Reliance on Civil Rights Law § 50-b (1) will not avail respondent in this case. It is uncontroverted that although petitioner was arrested for rape, sodomy and assault, the rape and sodomy charges were dismissed and he was convicted only of the assault charges. Respondent’s argument that the not guilty verdict on the rape and sodomy charges is not necessarily a finding that the complainant was not the victim of a sex offense has merit. However, it does not prevail under the unique facts of this case. Here, the dismissal of the sex offenses combined with the victim’s testimony, that petitioner did not rape her, leads to a conclusion that there is in fact no victim of a sex offense whose identity needs protection. Civil Rights Law § 50-b (1), therefore, does not apply. Respondent’s theory that while there was no conviction on the rape charges, there was also the possibility that the complainant was the victim of a date rape is based purely on speculation and is not supported in the record.

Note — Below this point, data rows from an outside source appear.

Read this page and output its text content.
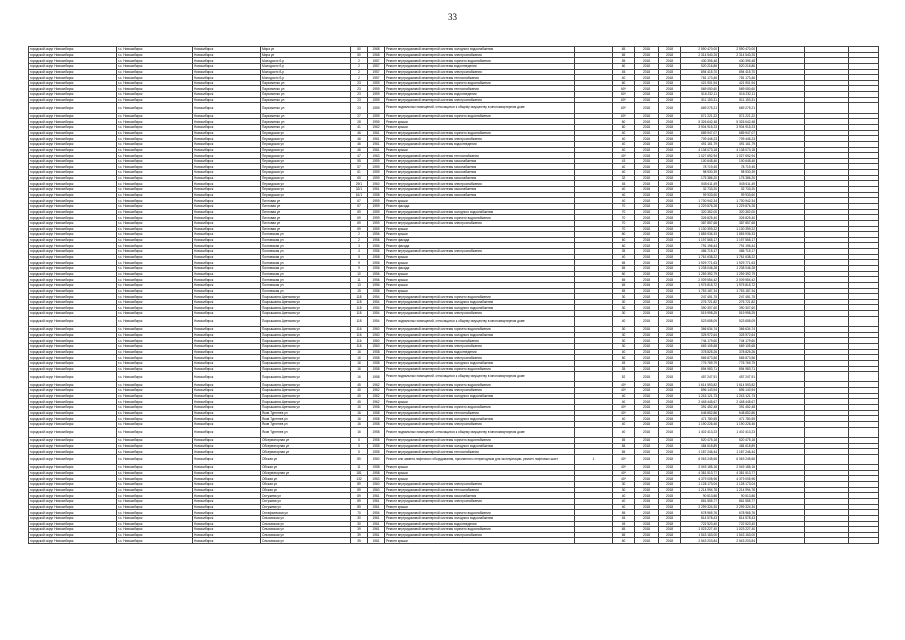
33
городской округ Новосибирск	г.о. Новосибирск	Новосибирск	Мира ул	50	1968	Ремонт внутридомовой инженерной системы холодного водоснабжения		65	2018	2018	2 590 470,00	2 590 470,00			
городской округ Новосибирск	г.о. Новосибирск	Новосибирск	Мира ул	50	1968	Ремонт внутридомовой инженерной системы электроснабжения		65	2018	2018	2 314 540,25	2 314 540,25			
городской округ Новосибирск	г.о. Новосибирск	Новосибирск	Молодости б-р	2	1957	Ремонт внутридомовой инженерной системы горячего водоснабжения		55	2018	2018	430 395,48	430 395,48			
городской округ Новосибирск	г.о. Новосибирск	Новосибирск	Молодости б-р	2	1957	Ремонт внутридомовой инженерной системы водоотведения		60	2018	2018	520 216,86	520 216,86			
городской округ Новосибирск	г.о. Новосибирск	Новосибирск	Молодости б-р	2	1957	Ремонт внутридомовой инженерной системы электроснабжения		45	2018	2018	894 415,70	894 415,70			
городской округ Новосибирск	г.о. Новосибирск	Новосибирск	Молодости б-р	2	1957	Ремонт внутридомовой инженерной системы теплоснабжения		40	2018	2018	781 173,46	781 173,46			
городской округ Новосибирск	г.о. Новосибирск	Новосибирск	Пархоменко ул	23	1959	Ремонт внутридомовой инженерной системы горячего водоснабжения		60	2018	2018	421 901,94	421 901,94			
городской округ Новосибирск	г.о. Новосибирск	Новосибирск	Пархоменко ул	23	1959	Ремонт внутридомовой инженерной системы теплоснабжения		60*	2018	2018	569 050,60	569 050,60			
городской округ Новосибирск	г.о. Новосибирск	Новосибирск	Пархоменко ул	23	1959	Ремонт внутридомовой инженерной системы водоотведения		60*	2018	2018	516 232,11	516 232,11			
городской округ Новосибирск	г.о. Новосибирск	Новосибирск	Пархоменко ул	23	1959	Ремонт внутридомовой инженерной системы электроснабжения		60*	2018	2018	511 153,31	511 153,31			
городской округ Новосибирск	г.о. Новосибирск	Новосибирск	Пархоменко ул	23	1959	Ремонт подвальных помещений, относящихся к общему имуществу в многоквартирном доме		60*	2018	2018	669 275,21	669 275,21			
городской округ Новосибирск	г.о. Новосибирск	Новосибирск	Пархоменко ул	27	1959	Ремонт внутридомовой инженерной системы горячего водоснабжения		60*	2018	2018	571 221,22	571 221,22			
городской округ Новосибирск	г.о. Новосибирск	Новосибирск	Пархоменко ул	28	1959	Ремонт крыши		60	2018	2018	5 326 642,48	5 326 642,48			
городской округ Новосибирск	г.о. Новосибирск	Новосибирск	Пархоменко ул	41	1962	Ремонт крыши		60	2018	2018	3 904 915,23	3 904 915,23			
городской округ Новосибирск	г.о. Новосибирск	Новосибирск	Персидская ул	46	1961	Ремонт внутридомовой инженерной системы горячего водоснабжения		40	2018	2018	689 947,07	689 947,07			
городской округ Новосибирск	г.о. Новосибирск	Новосибирск	Персидская ул	46	1961	Ремонт внутридомовой инженерной системы электроснабжения		40	2018	2018	709 446,23	709 446,23			
городской округ Новосибирск	г.о. Новосибирск	Новосибирск	Персидская ул	46	1961	Ремонт внутридомовой инженерной системы водоотведения		40	2018	2018	491 161,79	491 161,79			
городской округ Новосибирск	г.о. Новосибирск	Новосибирск	Персидская ул	46	1961	Ремонт крыши		40	2018	2018	4 138 073,18	4 138 073,18			
городской округ Новосибирск	г.о. Новосибирск	Новосибирск	Персидская ул	47	1963	Ремонт внутридомовой инженерной системы теплоснабжения		40*	2018	2018	1 027 692,94	1 027 692,94			
городской округ Новосибирск	г.о. Новосибирск	Новосибирск	Персидская ул	55	1959	Ремонт внутридомовой инженерной системы газоснабжения		43	2018	2018	100 648,46	100 648,46			
городской округ Новосибирск	г.о. Новосибирск	Новосибирск	Персидская ул	57	1959	Ремонт внутридомовой инженерной системы газоснабжения		40	2018	2018	78 719,45	78 719,45			
городской округ Новосибирск	г.о. Новосибирск	Новосибирск	Персидская ул	61	1959	Ремонт внутридомовой инженерной системы газоснабжения		40	2018	2018	98 930,39	98 930,39			
городской округ Новосибирск	г.о. Новосибирск	Новосибирск	Персидская ул	65	1959	Ремонт внутридомовой инженерной системы газоснабжения		32	2018	2018	175 386,20	175 386,20			
городской округ Новосибирск	г.о. Новосибирск	Новосибирск	Персидская ул	29/1	1960	Ремонт внутридомовой инженерной системы электроснабжения		45	2018	2018	545 611,49	545 611,49			
городской округ Новосибирск	г.о. Новосибирск	Новосибирск	Персидская ул	32/1	1961	Ремонт внутридомовой инженерной системы газоснабжения		40	2018	2018	32 733,20	32 733,20			
городской округ Новосибирск	г.о. Новосибирск	Новосибирск	Персидская ул	61/1	1958	Ремонт внутридомовой инженерной системы газоснабжения		40	2018	2018	99 933,60	99 933,60			
городской округ Новосибирск	г.о. Новосибирск	Новосибирск	Пихтовая ул	67	1959	Ремонт крыши		40	2018	2018	1 730 942,34	1 730 942,34			
городской округ Новосибирск	г.о. Новосибирск	Новосибирск	Пихтовая ул	67	1959	Ремонт фасада		70	2018	2018	1 229 876,28	1 229 876,28			
городской округ Новосибирск	г.о. Новосибирск	Новосибирск	Пихтовая ул	69	1959	Ремонт внутридомовой инженерной системы холодного водоснабжения		70	2018	2018	320 362,00	320 362,00			
городской округ Новосибирск	г.о. Новосибирск	Новосибирск	Пихтовая ул	69	1959	Ремонт внутридомовой инженерной системы горячего водоснабжения		70	2018	2018	326 825,40	326 825,40			
городской округ Новосибирск	г.о. Новосибирск	Новосибирск	Пихтовая ул	69	1959	Ремонт внутридомовой инженерной системы электроснабжения		70	2018	2018	387 857,68	387 857,68			
городской округ Новосибирск	г.о. Новосибирск	Новосибирск	Пихтовая ул	69	1959	Ремонт крыши		70	2018	2018	1 130 399,22	1 130 399,22			
городской округ Новосибирск	г.о. Новосибирск	Новосибирск	Полтавская ул	2	1956	Ремонт крыши		60	2018	2018	1 855 936,33	1 855 936,33			
городской округ Новосибирск	г.о. Новосибирск	Новосибирск	Полтавская ул	2	1956	Ремонт фасада		60	2018	2018	1 197 565,17	1 197 565,17			
городской округ Новосибирск	г.о. Новосибирск	Новосибирск	Полтавская ул	3	1956	Ремонт фасада		60	2018	2018	791 196,44	791 196,44			
городской округ Новосибирск	г.о. Новосибирск	Новосибирск	Полтавская ул	4	1956	Ремонт внутридомовой инженерной системы электроснабжения		35	2018	2018	486 715,17	486 715,17			
городской округ Новосибирск	г.о. Новосибирск	Новосибирск	Полтавская ул	5	1958	Ремонт крыши		40	2018	2018	1 761 638,22	1 761 638,22			
городской округ Новосибирск	г.о. Новосибирск	Новосибирск	Полтавская ул	9	1956	Ремонт крыши		65	2018	2018	1 929 771,63	1 929 771,63			
городской округ Новосибирск	г.о. Новосибирск	Новосибирск	Полтавская ул	9	1956	Ремонт фасада		65	2018	2018	1 238 046,28	1 238 046,28			
городской округ Новосибирск	г.о. Новосибирск	Новосибирск	Полтавская ул	10	1956	Ремонт крыши		60	2018	2018	1 259 392,79	1 259 392,79			
городской округ Новосибирск	г.о. Новосибирск	Новосибирск	Полтавская ул	11	1956	Ремонт крыши		65	2018	2018	2 009 554,42	2 009 554,42			
городской округ Новосибирск	г.о. Новосибирск	Новосибирск	Полтавская ул	13	1956	Ремонт крыши		65	2018	2018	1 975 815,72	1 975 815,72			
городской округ Новосибирск	г.о. Новосибирск	Новосибирск	Полтавская ул	15	1958	Ремонт крыши		65	2018	2018	1 753 187,34	1 753 187,34			
городской округ Новосибирск	г.о. Новосибирск	Новосибирск	Покрышкина-Цветкова ул	118	1954	Ремонт внутридомовой инженерной системы горячего водоснабжения		30	2018	2018	247 451,75	247 451,75			
городской округ Новосибирск	г.о. Новосибирск	Новосибирск	Покрышкина-Цветкова ул	118	1954	Ремонт внутридомовой инженерной системы холодного водоснабжения		30	2018	2018	276 721,82	276 721,82			
городской округ Новосибирск	г.о. Новосибирск	Новосибирск	Покрышкина-Цветкова ул	118	1954	Ремонт внутридомовой инженерной системы холодного водоснабжения		30	2018	2018	390 307,60	390 307,60			
городской округ Новосибирск	г.о. Новосибирск	Новосибирск	Покрышкина-Цветкова ул	118	1954	Ремонт внутридомовой инженерной системы электроснабжения		30	2018	2018	519 998,25	519 998,25			
городской округ Новосибирск	г.о. Новосибирск	Новосибирск	Покрышкина-Цветкова ул	118	1954	Ремонт подвальных помещений, относящихся к общему имуществу в многоквартирном доме		40	2018	2018	523 658,09	523 658,09			
городской округ Новосибирск	г.о. Новосибирск	Новосибирск	Покрышкина-Цветкова ул	116	1960	Ремонт внутридомовой инженерной системы горячего водоснабжения		30	2018	2018	366 634,74	366 634,74			
городской округ Новосибирск	г.о. Новосибирск	Новосибирск	Покрышкина-Цветкова ул	116	1960	Ремонт внутридомовой инженерной системы холодного водоснабжения		30	2018	2018	325 972,64	325 972,64			
городской округ Новосибирск	г.о. Новосибирск	Новосибирск	Покрышкина-Цветкова ул	116	1960	Ремонт внутридомовой инженерной системы теплоснабжения		30	2018	2018	744 179,60	744 179,60			
городской округ Новосибирск	г.о. Новосибирск	Новосибирск	Покрышкина-Цветкова ул	116	1960	Ремонт внутридомовой инженерной системы электроснабжения		30	2018	2018	669 105,68	669 105,68			
городской округ Новосибирск	г.о. Новосибирск	Новосибирск	Покрышкина-Цветкова ул	16	1958	Ремонт внутридомовой инженерной системы водоотведения		40	2018	2018	378 825,26	378 825,26			
городской округ Новосибирск	г.о. Новосибирск	Новосибирск	Покрышкина-Цветкова ул	16	1958	Ремонт внутридомовой инженерной системы электроснабжения		50	2018	2018	565 873,56	565 873,56			
городской округ Новосибирск	г.о. Новосибирск	Новосибирск	Покрышкина-Цветкова ул	16	1958	Ремонт внутридомовой инженерной системы холодного водоснабжения		45	2018	2018	776 769,79	776 769,79			
городской округ Новосибирск	г.о. Новосибирск	Новосибирск	Покрышкина-Цветкова ул	16	1958	Ремонт внутридомовой инженерной системы горячего водоснабжения		35	2018	2018	894 983,71	894 983,71			
городской округ Новосибирск	г.о. Новосибирск	Новосибирск	Покрышкина-Цветкова ул	16	1958	Ремонт подвальных помещений, относящихся к общему имуществу в многоквартирном доме		52	2018	2018	457 247,91	457 247,91			
городской округ Новосибирск	г.о. Новосибирск	Новосибирск	Покрышкина-Цветкова ул	45	1962	Ремонт внутридомовой инженерной системы горячего водоснабжения		40*	2018	2018	1 614 593,82	1 614 593,82			
городской округ Новосибирск	г.о. Новосибирск	Новосибирск	Покрышкина-Цветкова ул	45	1962	Ремонт внутридомовой инженерной системы электроснабжения		40*	2018	2018	896 143,94	896 143,94			
городской округ Новосибирск	г.о. Новосибирск	Новосибирск	Покрышкина-Цветкова ул	45	1962	Ремонт внутридомовой инженерной системы холодного водоснабжения		40	2018	2018	1 243 121,73	1 243 121,73			
городской округ Новосибирск	г.о. Новосибирск	Новосибирск	Покрышкина-Цветкова ул	45	1962	Ремонт крыши		40	2018	2018	2 448 445,67	2 448 445,67			
городской округ Новосибирск	г.о. Новосибирск	Новосибирск	Покрышкина-Цветкова ул	16	1958	Ремонт внутридомовой инженерной системы горячего водоснабжения		40*	2018	2018	391 452,48	391 452,48			
городской округ Новосибирск	г.о. Новосибирск	Новосибирск	Яков Тургенев ул	16	1958	Ремонт внутридомовой инженерной системы теплоснабжения		40*	2018	2018	648 852,86	648 852,86			
городской округ Новосибирск	г.о. Новосибирск	Новосибирск	Яков Тургенев ул	16	1958	Ремонт внутридомовой инженерной системы холодного водоснабжения		40	2018	2018	471 780,59	471 780,59			
городской округ Новосибирск	г.о. Новосибирск	Новосибирск	Яков Тургенев ул	16	1958	Ремонт внутридомовой инженерной системы электроснабжения		40	2018	2018	1 190 226,46	1 190 226,46			
городской округ Новосибирск	г.о. Новосибирск	Новосибирск	Яков Тургенев ул	16	1958	Ремонт подвальных помещений, относящихся к общему имуществу в многоквартирном доме		40	2018	2018	1 402 413,23	1 402 413,23			
городской округ Новосибирск	г.о. Новосибирск	Новосибирск	Обсерваторная ул	5	1955	Ремонт внутридомовой инженерной системы горячего водоснабжения		65	2018	2018	520 475,18	520 475,18			
городской округ Новосибирск	г.о. Новосибирск	Новосибирск	Обсерваторная ул	5	1955	Ремонт внутридомовой инженерной системы холодного водоснабжения		65	2018	2018	484 618,89	484 618,89			
городской округ Новосибирск	г.о. Новосибирск	Новосибирск	Обсерваторная ул	5	1955	Ремонт внутридомовой инженерной системы теплоснабжения		65	2018	2018	1 187 246,44	1 187 246,44			
городской округ Новосибирск	г.о. Новосибирск	Новосибирск	Обская ул	89	1960	Ремонт или замена лифтового оборудования, признанного непригодным для эксплуатации, ремонт лифтовых шахт	1	40*	2018	2018	6 063 245,66	6 063 245,66			
городской округ Новосибирск	г.о. Новосибирск	Новосибирск	Обская ул	11	1958	Ремонт крыши		40*	2018	2018	2 049 185,16	2 049 185,16			
городской округ Новосибирск	г.о. Новосибирск	Новосибирск	Обсерваторная ул	181	1958	Ремонт крыши		40*	2018	2018	4 381 513,77	4 381 513,77			
городской округ Новосибирск	г.о. Новосибирск	Новосибирск	Обская ул	132	1963	Ремонт крыши		40*	2018	2018	4 379 005,96	4 379 005,96			
городской округ Новосибирск	г.о. Новосибирск	Новосибирск	Обская ул	89	1960	Ремонт внутридомовой инженерной системы электроснабжения		30	2018	2018	1 128 173,04	1 128 173,04			
городской округ Новосибирск	г.о. Новосибирск	Новосибирск	Обская ул	89	1960	Ремонт внутридомовой инженерной системы теплоснабжения		30	2018	2018	1 214 994,78	1 214 994,78			
городской округ Новосибирск	г.о. Новосибирск	Новосибирск	Остужева ул	89	1961	Ремонт внутридомовой инженерной системы газоснабжения		40	2018	2018	90 513,86	90 513,86			
городской округ Новосибирск	г.о. Новосибирск	Новосибирск	Остужева ул	89	1961	Ремонт внутридомовой инженерной системы электроснабжения		40	2018	2018	861 555,77	861 555,77			
городской округ Новосибирск	г.о. Новосибирск	Новосибирск	Остужева ул	89	1961	Ремонт крыши		40	2018	2018	2 299 324,30	2 299 324,30			
городской округ Новосибирск	г.о. Новосибирск	Новосибирск	Остафьевская ул	70	1954	Ремонт внутридомовой инженерной системы горячего водоснабжения		65	2018	2018	678 965,76	678 965,76			
городской округ Новосибирск	г.о. Новосибирск	Новосибирск	Ольховская ул	30	1961	Ремонт внутридомовой инженерной системы холодного водоснабжения		45	2018	2018	814 578,43	814 578,43			
городской округ Новосибирск	г.о. Новосибирск	Новосибирск	Ольховская ул	30	1961	Ремонт внутридомовой инженерной системы водоотведения		45	2018	2018	722 523,40	722 523,40			
городской округ Новосибирск	г.о. Новосибирск	Новосибирск	Ольховская ул	39	1961	Ремонт внутридомовой инженерной системы горячего водоснабжения		65	2018	2018	1 023 227,40	1 023 227,40			
городской округ Новосибирск	г.о. Новосибирск	Новосибирск	Ольховская ул	39	1961	Ремонт внутридомовой инженерной системы электроснабжения		65	2018	2018	1 543 163,00	1 543 163,00			
городской округ Новосибирск	г.о. Новосибирск	Новосибирск	Ольховская ул	39	1961	Ремонт крыши		60	2018	2018	2 543 203,84	2 543 203,84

While petitioner’s FOIL request was improperly denied as a whole, certain of the individual requests may, nonetheless, be improper. Some may seek material which was already disclosed as part of the discovery process in petitioner’s criminal trial while others may seek specific documents which are in themselves exempt or do not exist. As an agency has no duty to *562create documents that are not in existence, respondent’s refusal to respond to such a request was proper (see, Matter of Reu-bens v Murray, 194 AD2d 492).

Therefore, the matter is remitted to Supreme Court for a determination whether specific items within the demand request exempt or previously disclosed documents, and to conduct an in camera inspection of the documents where necessary to assure that all nonexempt material is fully redacted where appropriate, prior to disclosure. Concur — Williams, J. P., Mazza-relli, Rubin, Andrias and Buckley, JJ.